(2013-01-07, 19:18)Martijn Wrote: Who the h*** is claiming that upnp won't be able to run on a nas.
1+1=2
And if you are so hogged up on saving energy throw out that power hungry unraid thing.
You can even use the r-pi as intermediate device and what does that only use on power.
Well, it won't run on my NAS. I've got two Thecus 4100+, which are obsolete, but, in my experience, have been absolutely rock solid. The only reason I'm considering replacing them is because I need more capacity. There is a Twonky Media Server plugin for it, which I *think* is UPnP, but the metadata it was presenting was so poor that I went back to NFS sharing, and a separate media player (with its own metadata). Unless you're going to write me a UPnP module, then, as Skank says, I'll need to be running a separate machine to host a good UPnP server.

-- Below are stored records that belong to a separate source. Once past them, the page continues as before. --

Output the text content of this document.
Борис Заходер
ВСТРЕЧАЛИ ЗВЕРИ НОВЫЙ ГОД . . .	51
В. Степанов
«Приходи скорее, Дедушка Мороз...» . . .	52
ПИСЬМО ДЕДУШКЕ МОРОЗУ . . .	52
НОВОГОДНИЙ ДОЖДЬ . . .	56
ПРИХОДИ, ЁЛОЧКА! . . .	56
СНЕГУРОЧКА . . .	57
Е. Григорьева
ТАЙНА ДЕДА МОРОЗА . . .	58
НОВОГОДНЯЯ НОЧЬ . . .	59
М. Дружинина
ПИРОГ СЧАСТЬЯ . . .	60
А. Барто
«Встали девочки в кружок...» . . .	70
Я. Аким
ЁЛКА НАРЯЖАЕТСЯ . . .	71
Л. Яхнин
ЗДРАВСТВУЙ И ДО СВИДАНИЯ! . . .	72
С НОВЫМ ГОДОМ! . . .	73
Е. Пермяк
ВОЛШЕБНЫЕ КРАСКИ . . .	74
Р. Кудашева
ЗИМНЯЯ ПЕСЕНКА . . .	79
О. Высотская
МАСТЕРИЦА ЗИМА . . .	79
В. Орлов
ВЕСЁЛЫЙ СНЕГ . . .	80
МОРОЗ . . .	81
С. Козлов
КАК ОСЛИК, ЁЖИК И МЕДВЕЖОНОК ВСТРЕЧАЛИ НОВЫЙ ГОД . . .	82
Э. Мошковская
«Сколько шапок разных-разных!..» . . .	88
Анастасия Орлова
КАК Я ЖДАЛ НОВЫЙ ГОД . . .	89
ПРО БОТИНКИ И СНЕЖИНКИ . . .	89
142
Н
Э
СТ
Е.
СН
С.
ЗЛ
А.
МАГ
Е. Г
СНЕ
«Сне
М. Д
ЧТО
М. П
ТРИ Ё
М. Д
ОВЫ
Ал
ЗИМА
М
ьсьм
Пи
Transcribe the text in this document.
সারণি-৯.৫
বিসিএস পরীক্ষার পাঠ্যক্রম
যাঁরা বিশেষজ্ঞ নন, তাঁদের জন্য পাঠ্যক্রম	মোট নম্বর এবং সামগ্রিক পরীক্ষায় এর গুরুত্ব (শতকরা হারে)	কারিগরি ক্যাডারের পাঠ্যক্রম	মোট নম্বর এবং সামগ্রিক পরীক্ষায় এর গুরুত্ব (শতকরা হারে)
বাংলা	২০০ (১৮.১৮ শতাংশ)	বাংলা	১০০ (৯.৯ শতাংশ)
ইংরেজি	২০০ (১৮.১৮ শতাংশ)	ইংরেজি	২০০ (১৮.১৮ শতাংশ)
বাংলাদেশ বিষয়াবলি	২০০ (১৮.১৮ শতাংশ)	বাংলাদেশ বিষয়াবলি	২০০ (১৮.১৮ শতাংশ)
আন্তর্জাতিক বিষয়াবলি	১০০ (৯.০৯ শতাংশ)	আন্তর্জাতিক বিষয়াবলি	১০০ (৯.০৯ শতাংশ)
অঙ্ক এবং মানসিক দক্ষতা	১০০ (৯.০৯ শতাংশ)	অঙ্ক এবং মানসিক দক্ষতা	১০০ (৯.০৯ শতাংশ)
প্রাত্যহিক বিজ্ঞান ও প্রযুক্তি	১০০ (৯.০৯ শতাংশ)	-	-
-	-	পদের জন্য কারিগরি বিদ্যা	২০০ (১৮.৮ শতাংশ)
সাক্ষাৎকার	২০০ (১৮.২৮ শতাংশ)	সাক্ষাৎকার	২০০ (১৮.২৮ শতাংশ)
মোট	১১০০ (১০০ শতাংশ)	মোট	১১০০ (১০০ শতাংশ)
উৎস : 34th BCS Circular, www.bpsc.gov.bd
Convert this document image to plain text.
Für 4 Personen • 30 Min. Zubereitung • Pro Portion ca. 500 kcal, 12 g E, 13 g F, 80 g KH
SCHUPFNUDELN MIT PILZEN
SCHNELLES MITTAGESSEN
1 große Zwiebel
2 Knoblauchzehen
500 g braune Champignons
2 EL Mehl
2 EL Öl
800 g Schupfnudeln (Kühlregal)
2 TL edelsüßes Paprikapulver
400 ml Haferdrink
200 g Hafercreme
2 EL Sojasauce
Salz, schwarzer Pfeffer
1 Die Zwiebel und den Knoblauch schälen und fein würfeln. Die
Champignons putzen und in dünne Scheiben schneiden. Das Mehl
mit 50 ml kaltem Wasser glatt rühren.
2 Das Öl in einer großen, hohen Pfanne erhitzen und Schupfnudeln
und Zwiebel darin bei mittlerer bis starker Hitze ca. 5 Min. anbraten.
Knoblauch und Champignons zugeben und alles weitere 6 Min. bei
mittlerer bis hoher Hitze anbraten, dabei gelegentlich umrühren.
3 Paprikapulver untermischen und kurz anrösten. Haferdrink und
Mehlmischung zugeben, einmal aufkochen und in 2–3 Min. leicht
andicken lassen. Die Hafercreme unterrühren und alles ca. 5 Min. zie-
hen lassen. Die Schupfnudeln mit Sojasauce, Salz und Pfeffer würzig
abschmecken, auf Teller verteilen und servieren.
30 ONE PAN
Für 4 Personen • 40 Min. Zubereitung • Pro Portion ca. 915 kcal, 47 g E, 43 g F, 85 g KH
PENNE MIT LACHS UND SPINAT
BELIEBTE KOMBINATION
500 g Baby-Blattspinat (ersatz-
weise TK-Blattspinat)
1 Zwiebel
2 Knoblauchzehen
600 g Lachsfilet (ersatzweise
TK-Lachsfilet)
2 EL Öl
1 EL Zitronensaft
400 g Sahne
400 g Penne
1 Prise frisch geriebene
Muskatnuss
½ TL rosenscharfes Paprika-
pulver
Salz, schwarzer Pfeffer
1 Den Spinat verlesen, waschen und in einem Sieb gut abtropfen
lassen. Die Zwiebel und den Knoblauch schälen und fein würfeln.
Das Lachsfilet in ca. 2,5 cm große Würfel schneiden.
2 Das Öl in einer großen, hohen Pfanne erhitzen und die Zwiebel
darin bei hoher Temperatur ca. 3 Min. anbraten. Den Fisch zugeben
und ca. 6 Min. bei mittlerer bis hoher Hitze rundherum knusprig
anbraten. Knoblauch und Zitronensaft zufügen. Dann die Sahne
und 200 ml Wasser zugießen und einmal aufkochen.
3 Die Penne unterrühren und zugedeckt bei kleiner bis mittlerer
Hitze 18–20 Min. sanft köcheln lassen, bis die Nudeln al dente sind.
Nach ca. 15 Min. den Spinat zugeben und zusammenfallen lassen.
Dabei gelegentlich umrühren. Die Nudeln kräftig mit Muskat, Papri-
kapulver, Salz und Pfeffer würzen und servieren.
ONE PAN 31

Alternatively, I could throw away my existing storage systems, and replace them with a Power Hungry unraid machine, which also has the power to run the UPnP server itself. But that's an either/or: do I want a powerful central storage, or "barely sufficient" energy concious one? Telling people they're going to have to fork out for new *hardware* due to changing designs in XBMC isn't going to go down well, unless there are clearly end user advantages to doing so. And, I'm sorry, but "it's hard for the developers" isn't an end user advantage. Unless, of course, the removal of MySQL means that other features get more attention, which might be the case. But I honestly have no idea, because I don't know how much effort MySQL support takes. I should hope that it's barely more than SQLite, with the possible exception of the upgrade code.
And actually, yes, I do already have a Raspberry PI, which an always-on network controller (DHCP, DDNS, Postfix, and dovecot). So I'm fine, and can just put XBMC on that (as long as it's not going to clog up my existing configuration). But, even amongst the people who've got shared XBMC installations, I'd expect that those with the luxury of an "always on" server are in a minority.